My next measure was a definite investment for me, at $65 (at the time), the big tall Hornady measure was like adding a Cadillac to my budget load bench. I used it for many years with success but there were frustrations associated with it also.
One day at a gun show I spotted a barely used Lyman 55. It definitely wasn't new but it seemed totally ready to go and for $20, there was simply no possible way to fail.
Not to overstate it, but to this day, and nearly 30 years and documented over 100,000 rounds loaded, this has been the single finest tool that I have ever owned associated with handloading. I've said it before, if the house was going up in flames (okay, bad analogy...) if the house was getting sucked in to a sink hole and I could only grab one thing from my loading room, the Lyman 55 is coming out of that house safely with me.
The design in post #6 above me by Road Clam is accurate in that it is more complex, but in my opinion, THAT is what makes it better (far better) than the Hornady I had been using before. I have never used the RCBS Uniflow that is getting all the raves in this thread, but the design of the RCBS and Hornady is similar -- it is a single chamber adjustable tube that fills almost vertically and is rotated downward to empty.

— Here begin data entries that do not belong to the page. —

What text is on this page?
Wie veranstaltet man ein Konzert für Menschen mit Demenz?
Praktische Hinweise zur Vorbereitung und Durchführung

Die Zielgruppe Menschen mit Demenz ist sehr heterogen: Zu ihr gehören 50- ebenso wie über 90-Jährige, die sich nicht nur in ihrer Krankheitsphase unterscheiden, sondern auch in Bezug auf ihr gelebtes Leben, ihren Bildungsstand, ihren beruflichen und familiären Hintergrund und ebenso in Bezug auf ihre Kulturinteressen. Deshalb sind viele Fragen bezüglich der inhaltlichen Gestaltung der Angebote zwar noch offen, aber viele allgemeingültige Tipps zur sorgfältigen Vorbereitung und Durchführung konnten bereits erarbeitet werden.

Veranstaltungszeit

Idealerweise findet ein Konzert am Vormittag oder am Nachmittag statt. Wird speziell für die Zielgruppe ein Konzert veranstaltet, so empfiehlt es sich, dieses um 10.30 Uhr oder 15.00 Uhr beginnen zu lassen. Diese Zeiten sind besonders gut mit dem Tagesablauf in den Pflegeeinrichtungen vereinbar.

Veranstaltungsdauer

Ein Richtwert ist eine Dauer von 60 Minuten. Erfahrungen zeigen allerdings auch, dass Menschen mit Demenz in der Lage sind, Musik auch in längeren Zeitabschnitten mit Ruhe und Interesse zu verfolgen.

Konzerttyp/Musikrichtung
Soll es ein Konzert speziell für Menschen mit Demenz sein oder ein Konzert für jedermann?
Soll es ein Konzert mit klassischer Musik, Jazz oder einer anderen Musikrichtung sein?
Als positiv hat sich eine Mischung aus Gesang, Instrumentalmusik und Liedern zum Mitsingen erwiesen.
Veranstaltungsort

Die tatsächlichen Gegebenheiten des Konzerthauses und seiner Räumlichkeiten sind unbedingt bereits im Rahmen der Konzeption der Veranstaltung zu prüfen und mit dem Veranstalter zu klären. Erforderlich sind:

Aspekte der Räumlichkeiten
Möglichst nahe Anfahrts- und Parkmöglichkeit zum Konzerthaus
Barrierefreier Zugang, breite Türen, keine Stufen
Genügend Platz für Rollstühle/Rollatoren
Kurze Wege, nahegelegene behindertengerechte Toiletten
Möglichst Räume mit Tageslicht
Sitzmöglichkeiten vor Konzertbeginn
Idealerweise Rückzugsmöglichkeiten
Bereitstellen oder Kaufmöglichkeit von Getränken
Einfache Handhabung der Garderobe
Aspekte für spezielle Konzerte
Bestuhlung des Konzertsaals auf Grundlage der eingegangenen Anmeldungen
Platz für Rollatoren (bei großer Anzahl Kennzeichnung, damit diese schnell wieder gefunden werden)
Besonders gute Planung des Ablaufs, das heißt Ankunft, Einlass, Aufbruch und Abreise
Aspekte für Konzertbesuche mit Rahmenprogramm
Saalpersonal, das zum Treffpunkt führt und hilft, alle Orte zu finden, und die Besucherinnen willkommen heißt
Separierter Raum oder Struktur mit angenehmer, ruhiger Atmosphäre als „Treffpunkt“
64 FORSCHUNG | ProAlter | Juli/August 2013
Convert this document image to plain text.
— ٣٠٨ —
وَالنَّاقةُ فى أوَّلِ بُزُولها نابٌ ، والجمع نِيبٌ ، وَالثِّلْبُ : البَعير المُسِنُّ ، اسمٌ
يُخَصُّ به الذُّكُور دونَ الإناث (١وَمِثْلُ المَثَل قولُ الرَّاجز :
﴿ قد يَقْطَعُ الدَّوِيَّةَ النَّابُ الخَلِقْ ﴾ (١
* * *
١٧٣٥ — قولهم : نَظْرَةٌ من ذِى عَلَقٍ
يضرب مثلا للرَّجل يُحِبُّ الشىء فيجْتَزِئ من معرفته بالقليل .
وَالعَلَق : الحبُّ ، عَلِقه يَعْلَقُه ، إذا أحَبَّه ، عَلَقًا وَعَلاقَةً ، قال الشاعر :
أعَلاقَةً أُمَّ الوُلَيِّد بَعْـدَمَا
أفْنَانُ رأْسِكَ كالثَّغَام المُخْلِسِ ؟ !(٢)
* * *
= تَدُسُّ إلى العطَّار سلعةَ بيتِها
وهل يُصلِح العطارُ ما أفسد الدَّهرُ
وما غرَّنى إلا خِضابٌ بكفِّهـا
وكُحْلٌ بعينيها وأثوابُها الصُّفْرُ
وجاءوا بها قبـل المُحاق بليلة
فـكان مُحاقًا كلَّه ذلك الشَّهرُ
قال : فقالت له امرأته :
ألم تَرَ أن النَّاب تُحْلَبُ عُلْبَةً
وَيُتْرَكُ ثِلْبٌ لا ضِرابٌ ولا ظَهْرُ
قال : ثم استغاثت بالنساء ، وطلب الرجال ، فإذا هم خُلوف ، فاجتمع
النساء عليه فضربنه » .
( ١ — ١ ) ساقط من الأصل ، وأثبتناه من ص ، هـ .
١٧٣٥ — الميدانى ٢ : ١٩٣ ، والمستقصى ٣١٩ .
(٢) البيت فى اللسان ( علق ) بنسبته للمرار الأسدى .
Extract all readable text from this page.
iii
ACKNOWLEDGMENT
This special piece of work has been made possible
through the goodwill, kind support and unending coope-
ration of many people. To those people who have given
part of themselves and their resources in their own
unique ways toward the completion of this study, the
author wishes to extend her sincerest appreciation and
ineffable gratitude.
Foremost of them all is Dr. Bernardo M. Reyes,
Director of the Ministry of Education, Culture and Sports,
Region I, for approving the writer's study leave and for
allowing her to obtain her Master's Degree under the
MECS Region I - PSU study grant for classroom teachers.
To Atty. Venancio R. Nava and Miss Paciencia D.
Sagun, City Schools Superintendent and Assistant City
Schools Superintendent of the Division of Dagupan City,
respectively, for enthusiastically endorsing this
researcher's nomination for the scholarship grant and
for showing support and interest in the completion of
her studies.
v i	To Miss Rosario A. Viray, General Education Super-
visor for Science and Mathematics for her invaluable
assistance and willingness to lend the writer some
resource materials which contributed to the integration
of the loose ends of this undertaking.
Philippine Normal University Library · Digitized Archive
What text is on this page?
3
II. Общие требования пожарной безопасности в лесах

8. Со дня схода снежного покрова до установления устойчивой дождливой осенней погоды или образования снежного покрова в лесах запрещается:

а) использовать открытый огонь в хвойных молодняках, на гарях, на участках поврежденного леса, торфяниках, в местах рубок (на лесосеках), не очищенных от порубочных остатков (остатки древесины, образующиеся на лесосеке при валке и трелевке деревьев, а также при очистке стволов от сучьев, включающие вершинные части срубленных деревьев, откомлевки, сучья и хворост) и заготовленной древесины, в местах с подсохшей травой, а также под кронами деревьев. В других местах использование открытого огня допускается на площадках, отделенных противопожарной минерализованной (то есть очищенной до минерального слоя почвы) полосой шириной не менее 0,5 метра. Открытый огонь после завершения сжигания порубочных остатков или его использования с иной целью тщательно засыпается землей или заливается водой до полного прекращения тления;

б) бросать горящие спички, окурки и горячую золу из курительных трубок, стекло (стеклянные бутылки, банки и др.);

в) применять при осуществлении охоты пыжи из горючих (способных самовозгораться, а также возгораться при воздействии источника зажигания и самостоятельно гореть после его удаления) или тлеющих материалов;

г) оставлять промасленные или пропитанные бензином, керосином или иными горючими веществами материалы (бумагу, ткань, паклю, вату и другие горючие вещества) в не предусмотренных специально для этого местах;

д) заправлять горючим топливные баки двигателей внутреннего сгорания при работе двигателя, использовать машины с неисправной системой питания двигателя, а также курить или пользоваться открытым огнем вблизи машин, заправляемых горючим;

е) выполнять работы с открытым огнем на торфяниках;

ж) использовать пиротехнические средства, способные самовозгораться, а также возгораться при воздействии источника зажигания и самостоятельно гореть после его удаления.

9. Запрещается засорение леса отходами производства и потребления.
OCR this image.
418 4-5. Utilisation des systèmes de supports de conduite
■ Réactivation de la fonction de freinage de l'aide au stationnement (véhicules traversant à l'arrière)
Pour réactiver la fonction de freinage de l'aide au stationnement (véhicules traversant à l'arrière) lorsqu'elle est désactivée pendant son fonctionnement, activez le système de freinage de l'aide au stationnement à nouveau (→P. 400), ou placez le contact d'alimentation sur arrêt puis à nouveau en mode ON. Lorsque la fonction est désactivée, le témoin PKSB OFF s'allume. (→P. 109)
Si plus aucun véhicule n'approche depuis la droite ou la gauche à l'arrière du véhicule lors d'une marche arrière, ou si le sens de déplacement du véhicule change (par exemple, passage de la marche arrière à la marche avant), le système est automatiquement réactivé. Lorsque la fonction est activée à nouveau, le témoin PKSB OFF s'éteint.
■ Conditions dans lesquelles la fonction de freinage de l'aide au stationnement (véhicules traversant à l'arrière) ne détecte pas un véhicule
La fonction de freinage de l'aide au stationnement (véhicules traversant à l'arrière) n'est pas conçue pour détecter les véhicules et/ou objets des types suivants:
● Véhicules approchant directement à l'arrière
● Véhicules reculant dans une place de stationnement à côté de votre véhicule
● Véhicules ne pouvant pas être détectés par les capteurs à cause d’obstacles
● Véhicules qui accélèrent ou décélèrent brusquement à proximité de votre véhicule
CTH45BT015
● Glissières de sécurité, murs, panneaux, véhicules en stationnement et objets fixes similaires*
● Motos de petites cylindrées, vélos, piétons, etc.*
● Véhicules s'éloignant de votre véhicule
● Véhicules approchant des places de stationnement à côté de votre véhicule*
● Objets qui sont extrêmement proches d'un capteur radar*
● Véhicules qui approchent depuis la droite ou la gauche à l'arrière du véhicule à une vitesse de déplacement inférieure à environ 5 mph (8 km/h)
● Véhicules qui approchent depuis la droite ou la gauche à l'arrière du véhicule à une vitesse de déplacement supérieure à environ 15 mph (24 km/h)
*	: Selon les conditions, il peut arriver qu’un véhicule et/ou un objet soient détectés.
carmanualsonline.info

The Lyman 55 uses a horizontal chamber that has three sizes of adjustment and across absolutely -EVERY- powder that I have ever tried with both, I couldn't find a reason to keep my Hornady for anything except an emergency backup. And shortly after I added a second Lyman 55, I moved the Hornady to a friend that I taught to handload who just really liked it after I let him borrow it while he pondered his choices.
Everyone should be blessed with a measure that they genuinely love and trust, no matter what make or model they end up with. For me, that's always going to be a Lyman 55 and if the last 10 years and 80,000+ rounds of ammo is any indicator, it may very well be this one single unit that I found at a show, used, for $20.